Representation Clauses

Doug Gwyn gwyn at smoke.brl.mil
Thu Feb 14 08:49:29 AEST 1991


In article <91042.160311KKEYTE at ESOC.BITNET> KKEYTE at ESOC.BITNET (Karl Keyte) writes:
>How flexible are ANSI?  I.e. is 'C's standardisation fixed?

Yes, the standard was approved by ANSI in late 1989 and is not
expected to undergo revision (apart from possible ISO addenda,
which are not attempting to make changes of the sort that you
suggest) for several years to come.

>I feel that 'C' is missing data alignment representation clauses in
>structures.  I would like to be able to do something like:
>  struct ALIGN_TEST
>  {
>     int       a      at 0;
>     char      b      at 4;
>     float     c      at 8;
>  }
>in order to force the offset of the elements.  This then enables
>structures to provide truly portable messages on machines with
>different structure alignments.  For example, the above structure
>is not the same on a Sun-3 and a Sun-4 (Sparc).

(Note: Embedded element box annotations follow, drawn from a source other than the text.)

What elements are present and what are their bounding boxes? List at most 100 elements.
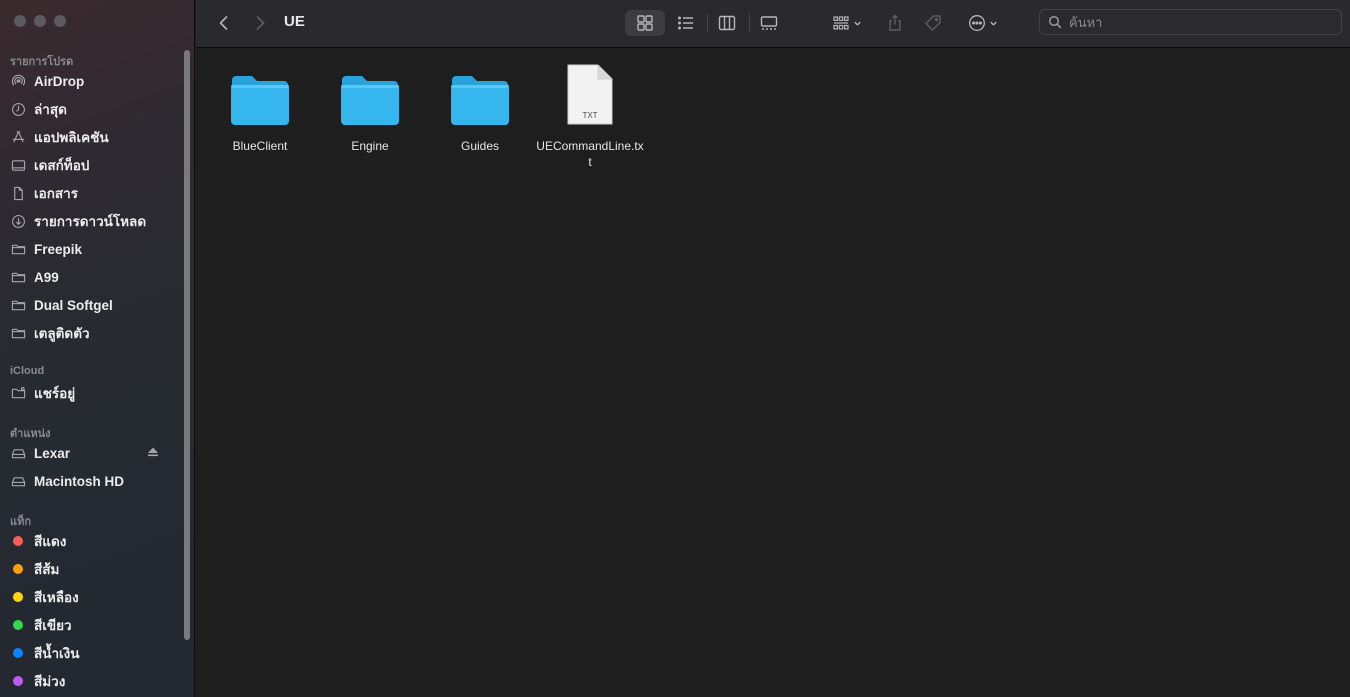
sidebar-item-macintosh-hd[interactable]: Macintosh HD <box>10 470 170 492</box>
folder-icon <box>10 297 26 313</box>
zoom-window-button[interactable] <box>54 15 66 27</box>
file-item-blueclient[interactable]: BlueClient <box>206 62 314 154</box>
grid-icon <box>637 15 653 31</box>
sidebar-item-recents[interactable]: ล่าสุด <box>10 98 170 120</box>
sidebar-item-label: Dual Softgel <box>34 297 113 313</box>
list-icon <box>678 16 693 30</box>
eject-icon[interactable] <box>146 445 160 459</box>
sidebar-item-a99[interactable]: A99 <box>10 266 170 288</box>
text-file-icon: TXT <box>558 62 622 126</box>
folder-icon <box>10 241 26 257</box>
sidebar-tag-blue[interactable]: สีน้ำเงิน <box>10 642 170 664</box>
chevron-down-icon <box>854 21 861 26</box>
search-icon <box>1048 15 1062 29</box>
search-field[interactable] <box>1039 9 1342 35</box>
sidebar-item-dual-softgel[interactable]: Dual Softgel <box>10 294 170 316</box>
sidebar-item-label: สีม่วง <box>34 674 66 689</box>
tags-header: แท็ก <box>10 516 32 528</box>
applications-icon <box>10 129 26 145</box>
toolbar-divider <box>707 14 708 32</box>
list-view-button[interactable] <box>674 10 698 36</box>
sidebar-item-label: แอปพลิเคชัน <box>34 130 109 145</box>
sidebar-item-applications[interactable]: แอปพลิเคชัน <box>10 126 170 148</box>
sidebar-item-label: Freepik <box>34 241 83 257</box>
drive-icon <box>10 473 26 489</box>
sidebar-item-label: Macintosh HD <box>34 473 125 489</box>
sidebar: รายการโปรด AirDrop ล่าสุด แอปพลิเคชัน เด… <box>0 0 195 697</box>
forward-button[interactable] <box>248 10 272 36</box>
window-controls <box>14 15 66 27</box>
ellipsis-circle-icon <box>969 15 985 31</box>
sidebar-item-label: สีเหลือง <box>34 590 79 605</box>
tag-button[interactable] <box>921 10 945 36</box>
sidebar-item-lexar[interactable]: Lexar <box>10 442 160 464</box>
gallery-icon <box>760 16 778 30</box>
group-by-button[interactable] <box>827 10 867 36</box>
toolbar-divider <box>749 14 750 32</box>
toolbar: UE <box>196 0 1350 48</box>
sidebar-item-freepik[interactable]: Freepik <box>10 238 170 260</box>
columns-icon <box>718 15 736 31</box>
red-tag-dot-icon <box>13 536 23 546</box>
chevron-right-icon <box>256 16 265 30</box>
sidebar-item-label: สีเขียว <box>34 618 72 633</box>
file-name: Engine <box>351 139 389 153</box>
purple-tag-dot-icon <box>13 676 23 686</box>
sidebar-item-label: A99 <box>34 269 59 285</box>
sidebar-item-label: ล่าสุด <box>34 102 67 117</box>
drive-icon <box>10 445 26 461</box>
locations-header: ตำแหน่ง <box>10 428 51 440</box>
sidebar-scrollbar[interactable] <box>184 50 190 640</box>
sidebar-item-desktop[interactable]: เดสก์ท็อป <box>10 154 170 176</box>
document-icon <box>10 185 26 201</box>
sidebar-item-airdrop[interactable]: AirDrop <box>10 70 170 92</box>
sidebar-tag-purple[interactable]: สีม่วง <box>10 670 170 692</box>
sidebar-tag-orange[interactable]: สีส้ม <box>10 558 170 580</box>
sidebar-item-folder-4[interactable]: เตลูติดตัว <box>10 322 170 344</box>
sidebar-tag-red[interactable]: สีแดง <box>10 530 170 552</box>
sidebar-item-label: AirDrop <box>34 73 85 89</box>
sidebar-item-label: เอกสาร <box>34 186 78 201</box>
back-button[interactable] <box>212 10 236 36</box>
folder-icon <box>10 269 26 285</box>
sidebar-item-label: สีแดง <box>34 534 67 549</box>
minimize-window-button[interactable] <box>34 15 46 27</box>
download-icon <box>10 213 26 229</box>
yellow-tag-dot-icon <box>13 592 23 602</box>
icloud-header: iCloud <box>10 365 45 377</box>
share-icon <box>889 14 901 31</box>
file-name: Guides <box>460 139 500 153</box>
favorites-header: รายการโปรด <box>10 56 74 68</box>
folder-icon <box>228 62 292 126</box>
sidebar-item-label: เตลูติดตัว <box>34 326 90 341</box>
sidebar-item-label: เดสก์ท็อป <box>34 158 90 173</box>
sidebar-item-shared[interactable]: แชร์อยู่ <box>10 382 170 404</box>
close-window-button[interactable] <box>14 15 26 27</box>
chevron-left-icon <box>219 16 228 30</box>
sidebar-item-label: สีส้ม <box>34 562 60 577</box>
folder-icon <box>10 325 26 341</box>
search-input[interactable] <box>1067 13 1311 31</box>
sidebar-item-documents[interactable]: เอกสาร <box>10 182 170 204</box>
group-grid-icon <box>833 16 849 30</box>
sidebar-item-downloads[interactable]: รายการดาวน์โหลด <box>10 210 170 232</box>
desktop-icon <box>10 157 26 173</box>
sidebar-tag-green[interactable]: สีเขียว <box>10 614 170 636</box>
icon-view-button[interactable] <box>625 10 665 36</box>
blue-tag-dot-icon <box>13 648 23 658</box>
shared-folder-icon <box>10 385 26 401</box>
orange-tag-dot-icon <box>13 564 23 574</box>
file-item-engine[interactable]: Engine <box>316 62 424 154</box>
chevron-down-icon <box>990 21 997 26</box>
more-actions-button[interactable] <box>964 10 1002 36</box>
file-item-uecommandline[interactable]: TXT UECommandLine.txt <box>536 62 644 170</box>
file-name: UECommandLine.txt <box>536 139 644 169</box>
share-button[interactable] <box>883 10 907 36</box>
sidebar-tag-yellow[interactable]: สีเหลือง <box>10 586 170 608</box>
clock-icon <box>10 101 26 117</box>
column-view-button[interactable] <box>714 10 740 36</box>
window-title: UE <box>284 13 305 30</box>
file-item-guides[interactable]: Guides <box>426 62 534 154</box>
sidebar-item-label: Lexar <box>34 445 71 461</box>
gallery-view-button[interactable] <box>756 10 782 36</box>
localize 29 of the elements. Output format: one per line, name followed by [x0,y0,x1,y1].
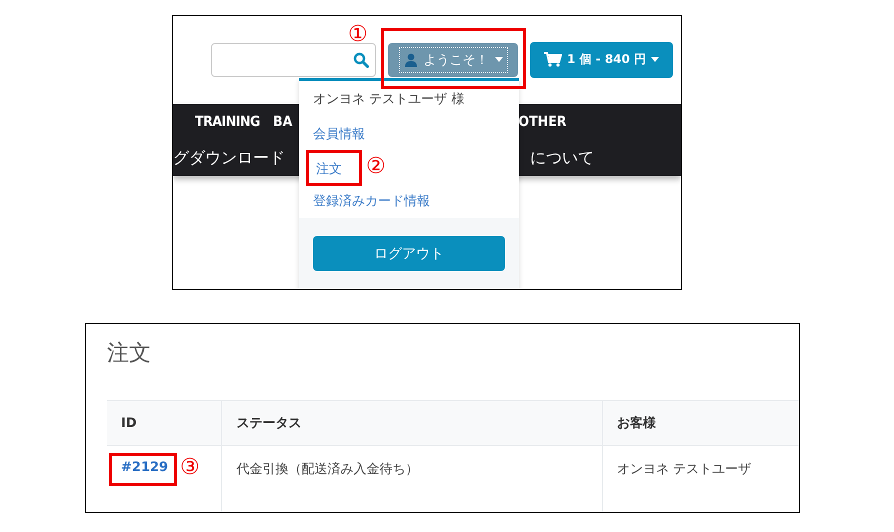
nav-link[interactable]: について [530,148,594,168]
annotation-number: ③ [180,457,200,479]
user-name: オンヨネ テストユーザ 様 [312,91,466,109]
menu-link[interactable]: 注文 [309,162,349,177]
annotation-number: ① [348,24,368,46]
menu-link[interactable]: 会員情報 [306,124,372,143]
column-header: お客様 [602,401,799,445]
annotation-number: ② [366,156,386,178]
logout-button[interactable]: ログアウト [313,236,505,272]
column-header: ID [120,414,138,432]
search-field[interactable] [211,42,376,76]
caret-icon [494,57,502,62]
user-icon [404,52,418,66]
nav-link[interactable]: TRAINING [195,114,271,130]
menu-link[interactable]: 登録済みカード情報 [306,192,437,210]
table-cell: 代金引換（配送済み入金待ち） [221,446,602,512]
cart-icon [544,52,562,67]
nav-link[interactable]: BA [273,114,292,130]
user-menu-button[interactable]: ようこそ！ [388,42,518,76]
annotation-frame [109,453,177,486]
column-header: ステータス [221,401,602,445]
cart-button[interactable]: 1 個 - 840 円 [530,42,673,78]
page-title: 注文 [106,340,152,368]
caret-icon [651,57,660,62]
order-link[interactable]: #2129 [121,460,168,475]
nav-link[interactable]: OTHER [518,114,567,130]
search-icon [353,52,369,68]
nav-link[interactable]: グダウンロード [173,148,285,168]
table-cell: オンヨネ テストユーザ [602,446,799,512]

Ideas along these lines were submitted during preparation of the
ANSI C standard, and were rejected by the committee.  There are
at least two significant problems with the idea, one being that
it is an innovation, not existing practice, the other being that
it doesn't provide the portable message structure that you think
it does.  You can insert padding by use of dummy fields, but the
most difficult issues for binary data interchange between
heterogeneous architectures are much deeper than mere alignment
of fields.  Sun invented the XDR protocols to deal with them, for
one concrete example worthy of study.